18. Composition according to one of the preceding claims, in which the polyester is present in an amount of between 1 and 50% by weight, in particular between 10 and 45% by weight, indeed even between 20 and 40% by weight and better still between 25 and 35% by weight, with respect to the weight of the composition,
19. Composition according to one of the preceding claims, which is provided in the form of a mascara, lipstick, lip gloss, face powder, eyeshadow or foundation.

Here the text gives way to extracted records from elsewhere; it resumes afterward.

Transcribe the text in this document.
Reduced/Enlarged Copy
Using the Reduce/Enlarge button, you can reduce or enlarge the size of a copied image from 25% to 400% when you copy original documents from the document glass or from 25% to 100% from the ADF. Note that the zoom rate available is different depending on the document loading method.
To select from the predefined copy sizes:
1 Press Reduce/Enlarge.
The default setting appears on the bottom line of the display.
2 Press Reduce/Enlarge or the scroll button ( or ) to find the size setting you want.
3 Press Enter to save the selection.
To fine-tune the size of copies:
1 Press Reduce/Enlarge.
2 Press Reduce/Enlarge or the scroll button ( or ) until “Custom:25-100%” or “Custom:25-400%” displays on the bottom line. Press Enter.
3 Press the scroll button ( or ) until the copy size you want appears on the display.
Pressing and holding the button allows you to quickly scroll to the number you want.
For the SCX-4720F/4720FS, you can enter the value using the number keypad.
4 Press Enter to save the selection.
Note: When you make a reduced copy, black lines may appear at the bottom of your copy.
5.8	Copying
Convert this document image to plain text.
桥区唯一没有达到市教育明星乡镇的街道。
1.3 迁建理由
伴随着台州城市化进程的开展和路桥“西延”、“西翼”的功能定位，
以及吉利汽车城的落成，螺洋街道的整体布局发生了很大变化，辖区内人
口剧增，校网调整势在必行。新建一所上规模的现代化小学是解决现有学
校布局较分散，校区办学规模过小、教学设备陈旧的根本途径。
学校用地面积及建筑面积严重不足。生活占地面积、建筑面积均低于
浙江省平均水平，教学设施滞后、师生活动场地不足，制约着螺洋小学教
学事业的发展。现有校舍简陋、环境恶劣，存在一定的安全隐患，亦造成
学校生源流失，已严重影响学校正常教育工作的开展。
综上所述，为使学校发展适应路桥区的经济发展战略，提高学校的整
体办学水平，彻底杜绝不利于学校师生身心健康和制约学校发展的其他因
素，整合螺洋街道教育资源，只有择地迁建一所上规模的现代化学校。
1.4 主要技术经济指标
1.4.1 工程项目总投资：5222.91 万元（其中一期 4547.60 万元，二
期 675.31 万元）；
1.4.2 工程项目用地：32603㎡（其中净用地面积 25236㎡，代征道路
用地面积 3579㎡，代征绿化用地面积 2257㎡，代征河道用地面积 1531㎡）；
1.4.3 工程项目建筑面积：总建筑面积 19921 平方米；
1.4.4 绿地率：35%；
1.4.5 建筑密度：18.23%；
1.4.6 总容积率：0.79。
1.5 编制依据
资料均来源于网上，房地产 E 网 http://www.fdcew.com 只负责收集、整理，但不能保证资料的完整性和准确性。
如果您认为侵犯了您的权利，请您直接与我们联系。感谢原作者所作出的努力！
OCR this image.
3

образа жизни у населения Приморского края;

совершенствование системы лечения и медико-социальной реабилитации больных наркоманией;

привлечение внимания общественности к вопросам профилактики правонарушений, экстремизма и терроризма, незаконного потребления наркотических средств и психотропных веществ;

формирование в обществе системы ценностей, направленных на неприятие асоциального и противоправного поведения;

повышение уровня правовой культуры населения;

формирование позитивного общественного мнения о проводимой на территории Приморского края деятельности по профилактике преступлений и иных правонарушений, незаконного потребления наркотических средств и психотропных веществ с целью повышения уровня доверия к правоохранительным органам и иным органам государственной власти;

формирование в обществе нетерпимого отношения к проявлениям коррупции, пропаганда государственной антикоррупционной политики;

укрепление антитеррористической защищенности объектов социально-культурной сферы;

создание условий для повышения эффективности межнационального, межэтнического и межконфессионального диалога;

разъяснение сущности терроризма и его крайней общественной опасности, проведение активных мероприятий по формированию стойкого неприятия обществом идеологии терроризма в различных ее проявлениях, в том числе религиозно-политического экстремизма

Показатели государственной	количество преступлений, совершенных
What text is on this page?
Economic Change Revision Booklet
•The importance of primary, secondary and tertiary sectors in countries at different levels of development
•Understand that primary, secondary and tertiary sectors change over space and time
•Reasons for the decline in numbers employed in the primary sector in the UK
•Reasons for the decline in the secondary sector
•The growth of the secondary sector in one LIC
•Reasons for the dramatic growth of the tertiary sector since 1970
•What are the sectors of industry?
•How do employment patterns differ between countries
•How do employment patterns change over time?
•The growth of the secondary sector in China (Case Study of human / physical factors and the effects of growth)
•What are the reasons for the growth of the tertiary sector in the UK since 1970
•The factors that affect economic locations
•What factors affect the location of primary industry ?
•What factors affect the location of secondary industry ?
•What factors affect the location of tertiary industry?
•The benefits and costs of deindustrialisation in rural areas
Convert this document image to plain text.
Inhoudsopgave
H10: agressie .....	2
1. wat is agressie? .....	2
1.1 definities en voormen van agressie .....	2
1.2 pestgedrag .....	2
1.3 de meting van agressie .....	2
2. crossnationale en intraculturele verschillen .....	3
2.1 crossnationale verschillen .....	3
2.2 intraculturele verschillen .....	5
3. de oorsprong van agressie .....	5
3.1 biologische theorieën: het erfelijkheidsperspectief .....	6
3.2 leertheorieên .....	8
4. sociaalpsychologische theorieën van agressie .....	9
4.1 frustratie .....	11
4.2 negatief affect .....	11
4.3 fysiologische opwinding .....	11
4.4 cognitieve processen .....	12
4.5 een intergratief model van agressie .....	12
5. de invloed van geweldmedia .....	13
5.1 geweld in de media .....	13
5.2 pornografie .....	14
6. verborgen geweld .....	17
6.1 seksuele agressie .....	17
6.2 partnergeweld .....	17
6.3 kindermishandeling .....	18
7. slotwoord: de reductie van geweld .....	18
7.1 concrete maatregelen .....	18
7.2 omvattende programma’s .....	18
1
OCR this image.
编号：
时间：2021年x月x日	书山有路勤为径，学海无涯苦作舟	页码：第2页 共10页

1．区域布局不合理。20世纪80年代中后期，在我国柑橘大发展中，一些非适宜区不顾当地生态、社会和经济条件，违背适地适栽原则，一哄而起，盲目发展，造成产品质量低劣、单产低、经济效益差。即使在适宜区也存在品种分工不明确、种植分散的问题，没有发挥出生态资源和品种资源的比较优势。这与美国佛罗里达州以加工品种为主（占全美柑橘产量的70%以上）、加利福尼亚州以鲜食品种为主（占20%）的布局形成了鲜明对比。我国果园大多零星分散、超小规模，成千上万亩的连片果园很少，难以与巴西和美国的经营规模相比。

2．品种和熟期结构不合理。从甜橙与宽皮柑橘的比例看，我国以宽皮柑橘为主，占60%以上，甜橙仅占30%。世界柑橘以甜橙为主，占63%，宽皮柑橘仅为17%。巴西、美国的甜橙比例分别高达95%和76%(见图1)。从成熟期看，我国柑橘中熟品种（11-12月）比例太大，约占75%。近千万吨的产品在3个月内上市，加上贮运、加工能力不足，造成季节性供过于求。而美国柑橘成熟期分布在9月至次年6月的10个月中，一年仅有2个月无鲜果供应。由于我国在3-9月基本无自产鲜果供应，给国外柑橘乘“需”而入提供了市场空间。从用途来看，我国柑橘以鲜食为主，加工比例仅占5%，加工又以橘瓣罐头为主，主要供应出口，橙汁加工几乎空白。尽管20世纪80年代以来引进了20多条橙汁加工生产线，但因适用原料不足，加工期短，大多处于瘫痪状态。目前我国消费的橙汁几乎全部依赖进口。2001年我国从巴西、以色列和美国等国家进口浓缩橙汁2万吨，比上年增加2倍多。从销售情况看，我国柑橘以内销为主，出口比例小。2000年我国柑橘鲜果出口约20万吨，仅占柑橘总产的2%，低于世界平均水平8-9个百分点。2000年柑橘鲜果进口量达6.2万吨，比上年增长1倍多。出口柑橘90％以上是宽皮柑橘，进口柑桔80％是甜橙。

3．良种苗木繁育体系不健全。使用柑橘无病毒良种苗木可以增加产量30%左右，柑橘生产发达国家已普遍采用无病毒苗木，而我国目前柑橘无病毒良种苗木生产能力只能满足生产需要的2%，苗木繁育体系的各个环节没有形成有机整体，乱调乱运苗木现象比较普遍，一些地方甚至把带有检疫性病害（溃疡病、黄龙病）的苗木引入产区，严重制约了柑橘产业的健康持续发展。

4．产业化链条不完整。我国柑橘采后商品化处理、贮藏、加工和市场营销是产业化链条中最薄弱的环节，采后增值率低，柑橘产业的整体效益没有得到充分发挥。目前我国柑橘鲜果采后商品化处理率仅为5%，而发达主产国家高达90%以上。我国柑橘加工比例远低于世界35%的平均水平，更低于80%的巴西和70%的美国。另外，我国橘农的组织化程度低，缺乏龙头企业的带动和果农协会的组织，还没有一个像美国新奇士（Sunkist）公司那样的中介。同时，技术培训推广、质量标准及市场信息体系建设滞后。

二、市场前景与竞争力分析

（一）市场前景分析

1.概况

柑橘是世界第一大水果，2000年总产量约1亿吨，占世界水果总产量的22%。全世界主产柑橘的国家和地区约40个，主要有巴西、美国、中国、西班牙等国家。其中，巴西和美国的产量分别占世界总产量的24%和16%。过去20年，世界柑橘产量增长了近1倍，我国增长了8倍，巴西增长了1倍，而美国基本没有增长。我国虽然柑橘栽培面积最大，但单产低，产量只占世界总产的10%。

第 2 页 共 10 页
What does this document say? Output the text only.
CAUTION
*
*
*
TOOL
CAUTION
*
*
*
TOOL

20. Composition according to one of the preceding claims, which is provided in the form of a stick.
21. Composition according to one of the preceding claims, such that the branched hydrocarbon compound

comprises at least one alkyl branching preferably comprising from 8 to 18 carbon atoms, more preferably from 12 to 16 carbon atoms.
22. Composition according to one of the preceding
claims, such that the branched hydrocarbon compound is
an ester.
23. Composition according to one of the preceding
claims, such that the branched hydrocarbon compound has
a melting point greater than the temperature of the
keratinous substrate intended to receive the said
composition, in particular the skin or lips, preferably
a melting point of between 20 and 50°C, in particular
between 23 and 43''C.
24. Composition according to one of the preceding
claims, such that the branched hydrocarbon compound is
chosen from polyvinyl laurates, esters of
pentaerythritol and of fatty acids/ vinylpyrrolidone
copolymers or saturated alkyl (meth)acrylates with the
Ci4-C2fl alkyl group.
25. Composition according to one of the preceding
claims, in which the branched hydrocarbon compound
represents from 5 to 75% by weight, in particular from
10 to 60% by weight. Indeed even from 25 to 55% by
weight, of the total weight of the composition.